けれど、それが僕の目的だった。階段の近くまで引き寄せる為の、目的。
「じゃ、あばよクソガ——!?」
男が階段を降りようとしたその瞬間、僕は男に向かって全力で走り、男に体当たりした。男を巻き込んで、僕は下のフロアへ転がり落ち、脆くなった壁を突き破って地上へと落下した。
「あがっ……!」
男を下敷きにして、地面へ落ちた僕ですら身体に強い衝撃が走った。だからきっと男もただ事では済まないはずだ。
「んの、クソガキがぁ!」
ドス、と肩に痛みが駆け巡る。右腕が痺れる感覚を味わう時間もなく、今度は僕の身体が吹っ飛ばされる。
「ぐぁ」
「はぁ、はぁ……よくも、やってくれるじゃねぇかよ」
支柱に背中をぶつけた僕は右肩を押さえると、ぬるりとした感触が左手に伝わる。男を見ると、肩で息をしながらナイフを構えた。ナイフには赤い血で濡れている。
なるほど、どうやら刺されたみたいだ。まあ、そうでもなければ落下して肩がこんなにピンポイントで出血するはずもない。
「てめぇは商品にゃあ入ってない」
だから、と男は言葉を区切った。息を吸い込んでいるらしい。鼻の穴を膨らませ、特大の憎悪を僕に向けて言い放つ。
「だからぶっ殺してやるよ! クソガキがぁ!」
「……そう、か」
不思議だ。こんなにも殺気立った相手を前にして、それでも平常心でいられるのは何故だろう。
いや、決まっている。
死ぬのが怖くないからだ。僕にとって、死は意味を持たない。意義もない。
だから、殺してくれるのならそうしてもらいたいものだ。僕は背後の支柱に身体を押し付ける様にしてズルズルと立ち上がる。良かった。全身打撲で済んでいて、無事ではないのは右肩だけのようだ。骨折はしているかもしれないが、そんなのは無事の範疇でしかない。
「何笑ってんだよクソガキぃ……!」
僕は笑っているらしかった。
男に指摘されて初めて僕は自分が笑っている事に気が付いた。だからわざと、笑みを貼り付けたまま、僕は男を見据えた。この男は魔法が使えないらしい。もし使えたのなら、とっくにそうしているし「オレらみたいに魔法を使う資格がない」とまで言っていたのだから。そして、持っているのはただの一本のナイフ。

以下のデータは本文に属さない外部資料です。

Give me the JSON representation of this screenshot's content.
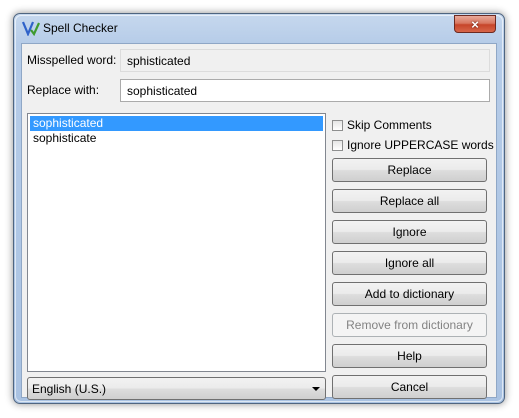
{
  "window": {
    "title": "Spell Checker",
    "close_glyph": "×"
  },
  "misspelled": {
    "label": "Misspelled word:",
    "value": "sphisticated"
  },
  "replace_with": {
    "label": "Replace with:",
    "value": "sophisticated"
  },
  "suggestions": [
    {
      "text": "sophisticated",
      "selected": true
    },
    {
      "text": "sophisticate",
      "selected": false
    }
  ],
  "options": {
    "skip_comments": {
      "label": "Skip Comments",
      "checked": false
    },
    "ignore_uppercase": {
      "label": "Ignore UPPERCASE words",
      "checked": false
    }
  },
  "buttons": {
    "replace": "Replace",
    "replace_all": "Replace all",
    "ignore": "Ignore",
    "ignore_all": "Ignore all",
    "add_to_dictionary": "Add to dictionary",
    "remove_from_dictionary": "Remove from dictionary",
    "help": "Help",
    "cancel": "Cancel"
  },
  "language": {
    "selected": "English (U.S.)"
  },
  "icons": {
    "app": "spell-check-icon",
    "close": "close-icon",
    "dropdown": "chevron-down-icon"
  }
}
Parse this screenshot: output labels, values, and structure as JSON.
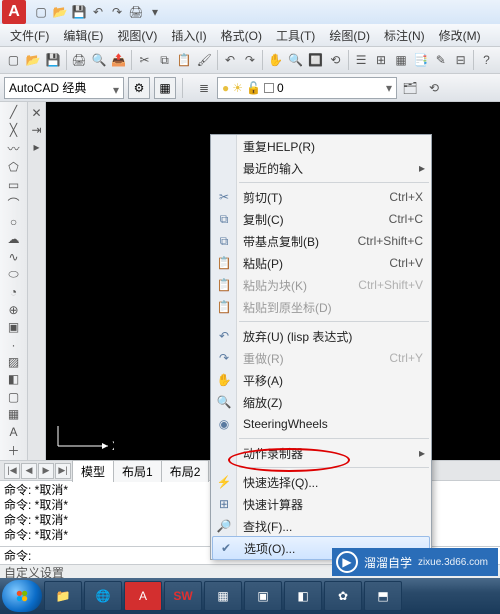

僕は右肩から左手を放すと、ポケットに収まっている紙を握る。荒野と化したこの世界の地面において、僕が再生するのはそれ程苦ではない。この、エレオノーラから貰った紙さえあれば。
「頼むよ」
「ああ?」
僕は呟いた。聞こえているとは思ってもみなかったが、男の耳には入っていたらしい。眉をぴくぴくと動かしながら睨んでくる男に、僕は言った。
「頼むよ、僕を、僕を——」
——殺してくれ。
そして僕は、幾つかにちぎった紙を地面に捨てながら、そう言った。